A day after the mass shooting at a Tops Friendly Markets store in upstate New York, a gunman entered Geneva Presbyterian Church, in Laguna Woods, California—where a group of parishioners had gathered for a lunch to honor a former pastor of a Taiwanese congregation that uses the church for its worship services—and shot and killed one person and wounded five others.
One nation bombs another, a denomination keeps a secret list of abusive pastors, a man is profiled because of his skin color, a Christian is persecuted because of her faith, and thousands are cruelly displaced from their homes—all of it occurring against the backdrop of a global pandemic.
It’s tempting to shut down emotionally in light of all of this violence. It’s tempting to give into despair. “So goes the world,” we might say, wishing it were otherwise but feeling powerless to make a difference. It’s tempting to distract ourselves with busywork or to reach for spiritual platitudes to numb the pain. “Let go and let God.” “God works in mysterious ways.” “Heaven’s our real home.”

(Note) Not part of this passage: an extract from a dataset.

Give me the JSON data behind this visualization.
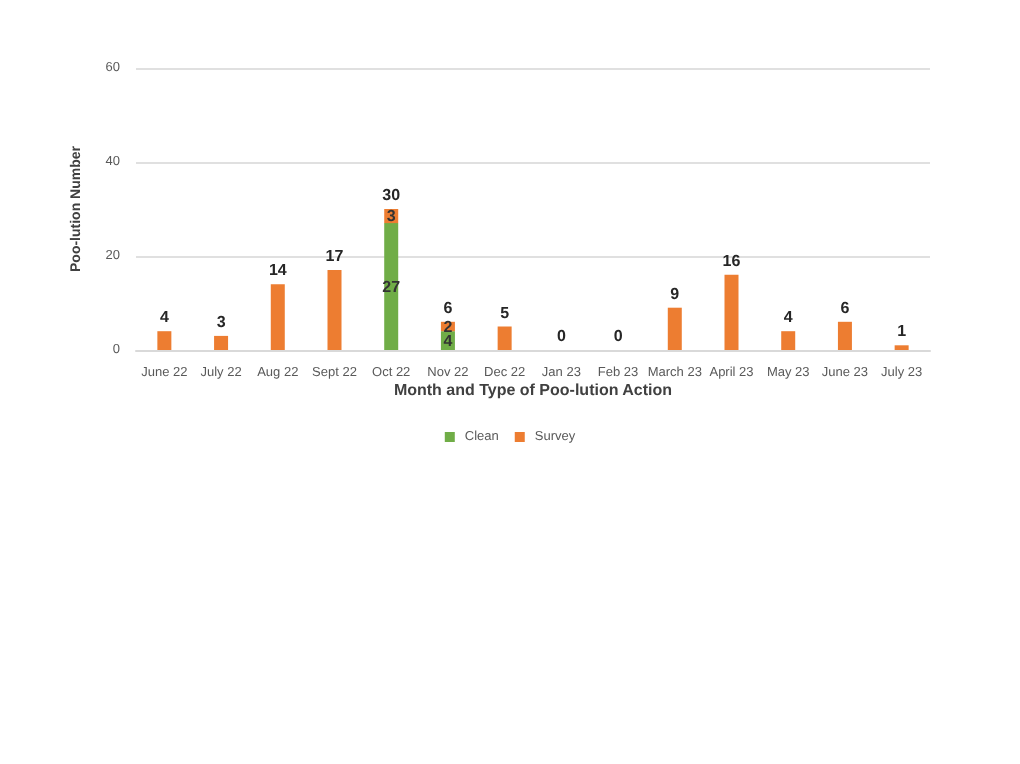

But our world is a violent one and the Bible does not allow us to ignore its violence or to explain it away with tidy theological slogans. It asks us to face our world squarely, together, and, where needed, to yell our rage to God. The Bible invites us to get angry at God, because he can handle all our bitter, angry tears and curses. And such words need to be said out loud, because that’s partly how we keep the chaos of violence from taking root in our own hearts.